Executive summary:
Code (posted below) cores in AIX 5.3, despite being compiled and run successfully on several other operating systems. Code is attempting to verify that pthread_mutex_lock can be successfully aborted by siglongjmp. I do not believe this is an unreasonable requirement.
If you could please compile the code below in any operating system supporting pthreads and report whether it runs to completion, I'd really appreciate it. Of course, I would appreciate it more if someone could tell me I'm definately doing something wrong.
Ok, on with the long winded post....
I have a simple application using siglongjmp and mutexes that is coring in AIX 5.3 and, thus far, no other operating systems. I have compiled and ran it successfully on Redhat Enterprise Linux (kernel 2.6.18, 32 bit), HP-UX 11, Compaq Tru64 V5.1B, and SunOS 5.7.
What seems to be happening is that when the code prematurely exits the pthread_mutex_lock function, via the long jump, a subsequent call to pthread_mutex_lock causes the application to seg fault (in AIX 5.3). Interestingly, this only seems to occur if the subsequent call is made before the thread holding the lock releases it; a condition that could not be guaranteed in a real application. Further, replacing the subsequent pthread_mutex_lock with pthread_mutex_trylock (in a spin loop) will succeed without coring as well. However, the spin lock is wasteful and, unlike most spin locks which spin for a bit and then block, this spin has to continue until the lock is acquired. This is because any attempt to call the blocking function (pthread_mutex_lock) causes the application to core.

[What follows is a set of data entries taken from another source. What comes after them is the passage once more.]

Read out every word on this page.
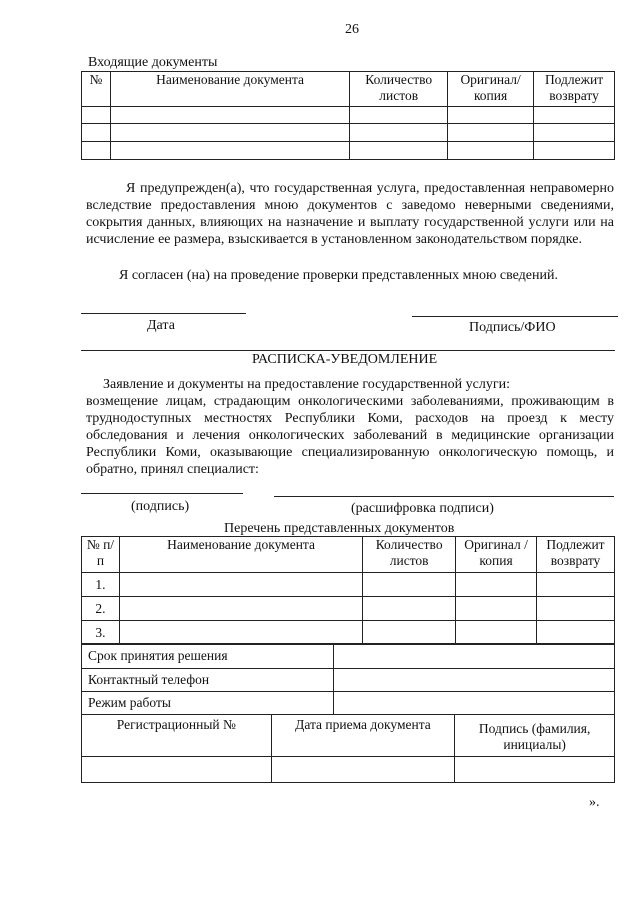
26
Входящие документы
№	Наименование документа	Количество листов	Оригинал/ копия	Подлежит возврату

Я предупрежден(а), что государственная услуга, предоставленная неправомерно вследствие предоставления мною документов с заведомо неверными сведениями, сокрытия данных, влияющих на назначение и выплату государственной услуги или на исчисление ее размера, взыскивается в установленном законодательством порядке.
Я согласен (на) на проведение проверки представленных мною сведений.
Дата	Подпись/ФИО
РАСПИСКА-УВЕДОМЛЕНИЕ
Заявление и документы на предоставление государственной услуги:
возмещение лицам, страдающим онкологическими заболеваниями, проживающим в труднодоступных местностях Республики Коми, расходов на проезд к месту обследования и лечения онкологических заболеваний в медицинские организации Республики Коми, оказывающие специализированную онкологическую помощь, и обратно, принял специалист:
(подпись)	(расшифровка подписи)
Перечень представленных документов
№ п/п	Наименование документа	Количество листов	Оригинал /копия	Подлежит возврату
1.				
2.				
3.				
Срок принятия решения	
Контактный телефон	
Режим работы	
Регистрационный №	Дата приема документа	Подпись (фамилия, инициалы)

».
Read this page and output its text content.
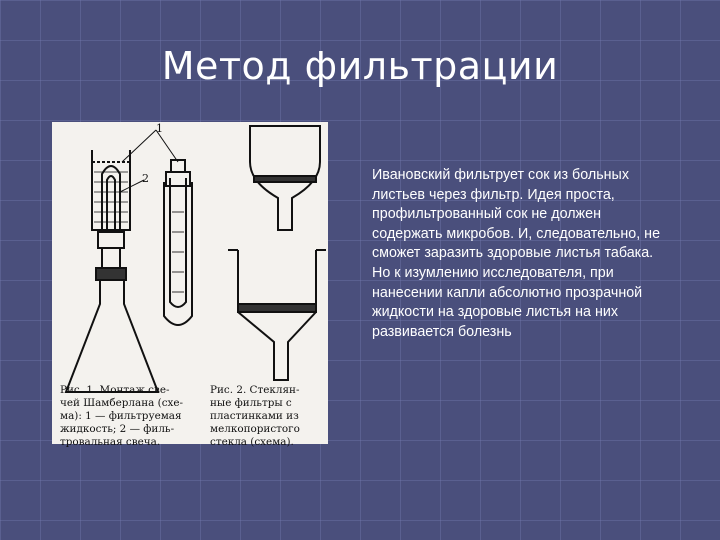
Метод фильтрации
1
2
Рис. 1. Монтаж све-
чей Шамберлана (схе-
ма): 1 — фильтруемая
жидкость; 2 — филь-
тровальная свеча.
Рис. 2. Стеклян-
ные фильтры с
пластинками из
мелкопористого
стекла (схема).
Ивановский фильтрует сок из больных листьев через фильтр. Идея проста, профильтрованный сок не должен содержать микробов. И, следовательно, не сможет заразить здоровые листья табака. Но к изумлению исследователя, при нанесении капли абсолютно прозрачной жидкости на здоровые листья на них развивается болезнь
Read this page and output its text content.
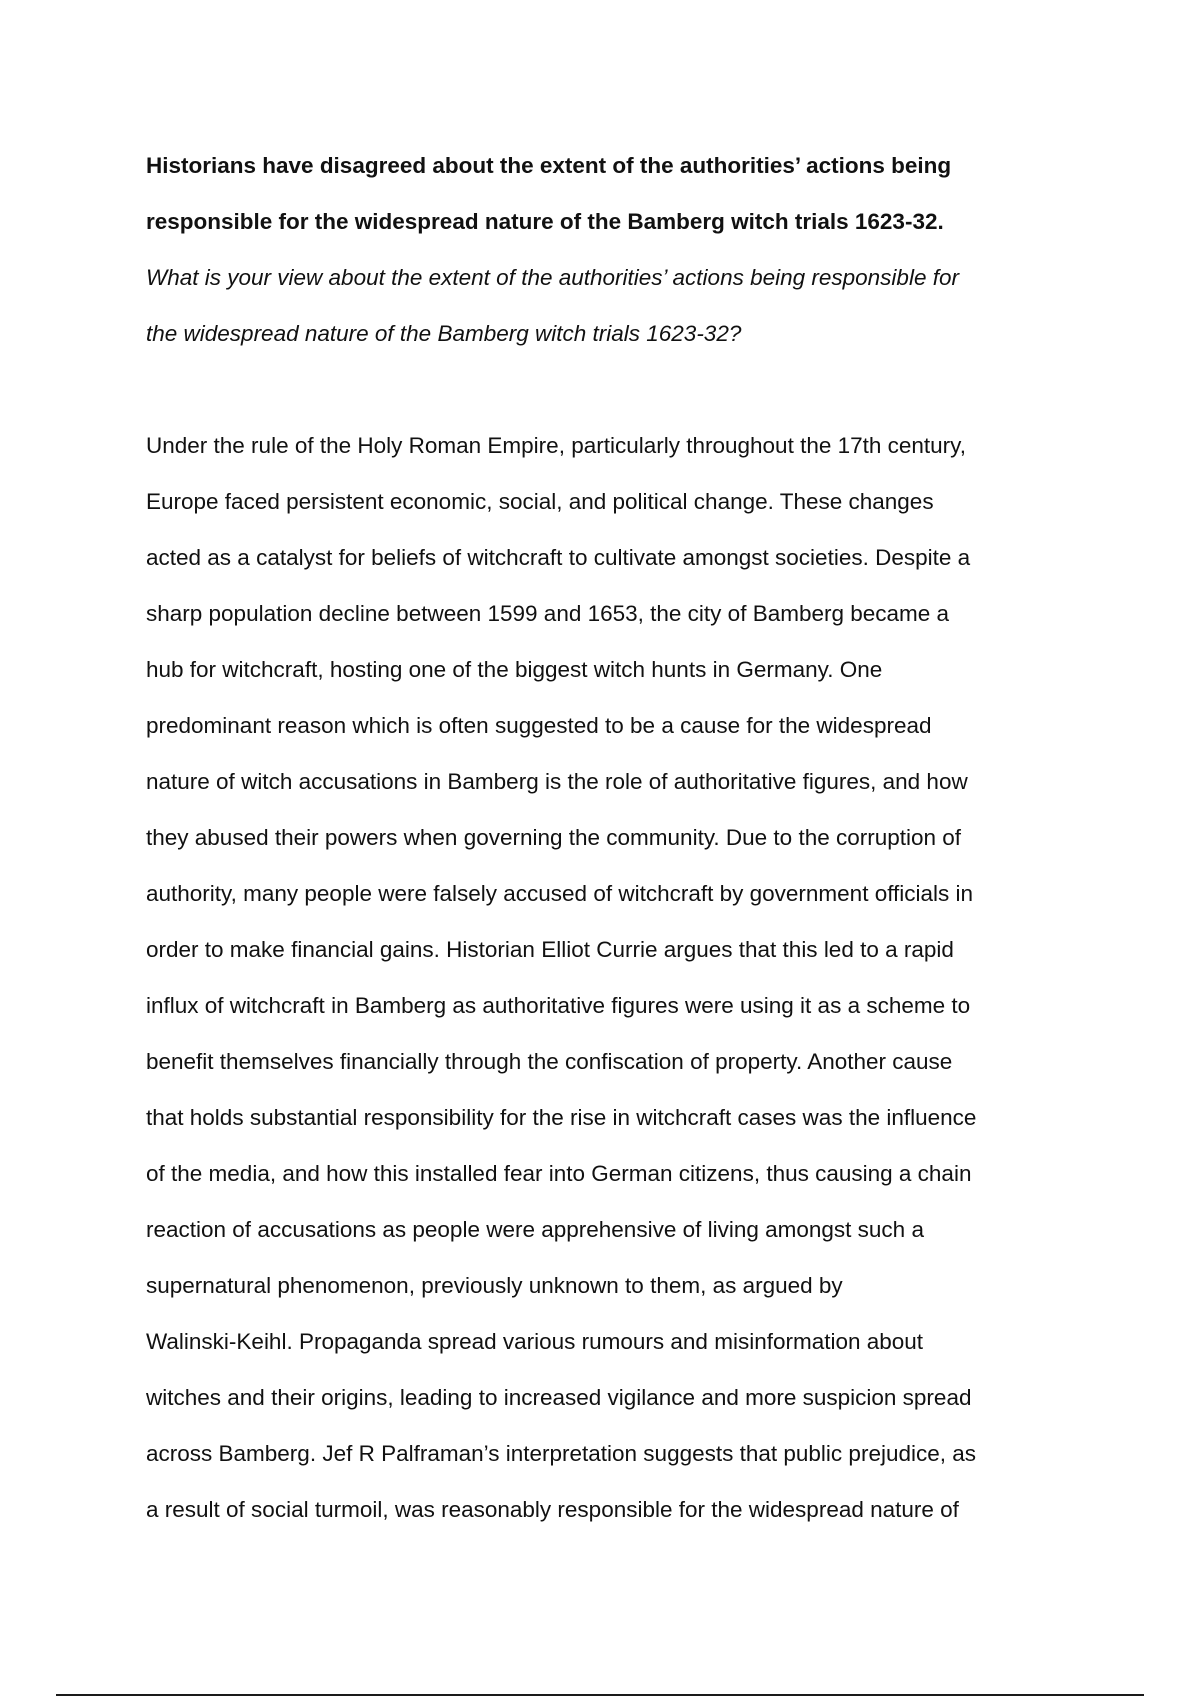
Historians have disagreed about the extent of the authorities’ actions being

responsible for the widespread nature of the Bamberg witch trials 1623-32.

What is your view about the extent of the authorities’ actions being responsible for

the widespread nature of the Bamberg witch trials 1623-32?

Under the rule of the Holy Roman Empire, particularly throughout the 17th century,

Europe faced persistent economic, social, and political change. These changes

acted as a catalyst for beliefs of witchcraft to cultivate amongst societies. Despite a

sharp population decline between 1599 and 1653, the city of Bamberg became a

hub for witchcraft, hosting one of the biggest witch hunts in Germany. One

predominant reason which is often suggested to be a cause for the widespread

nature of witch accusations in Bamberg is the role of authoritative figures, and how

they abused their powers when governing the community. Due to the corruption of

authority, many people were falsely accused of witchcraft by government officials in

order to make financial gains. Historian Elliot Currie argues that this led to a rapid

influx of witchcraft in Bamberg as authoritative figures were using it as a scheme to

benefit themselves financially through the confiscation of property. Another cause

that holds substantial responsibility for the rise in witchcraft cases was the influence

of the media, and how this installed fear into German citizens, thus causing a chain

reaction of accusations as people were apprehensive of living amongst such a

supernatural phenomenon, previously unknown to them, as argued by

Walinski-Keihl. Propaganda spread various rumours and misinformation about

witches and their origins, leading to increased vigilance and more suspicion spread

across Bamberg. Jef R Palframan’s interpretation suggests that public prejudice, as

a result of social turmoil, was reasonably responsible for the widespread nature of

When the core occurs, dbx shows an AIX library function at the top of the stack. Here is the stack according to dbx when it cores:
Segfault at _usched_dispatch_front stack is:
_usched_dispatch_front
_usched_swtch
_waitlock
_local_lock_common
_mutex_lock
main
What I am really looking for here is ammunition to point to whether my code (which works on 4 of 5 Operating Systems successfully so far) or IBM's libraries are at fault here. To that end, if people can compile and run this successfully (or not) and report their results that would be awesome! Of course, if anyone has insight regarding something I am doing wrong, I'd love to hear it!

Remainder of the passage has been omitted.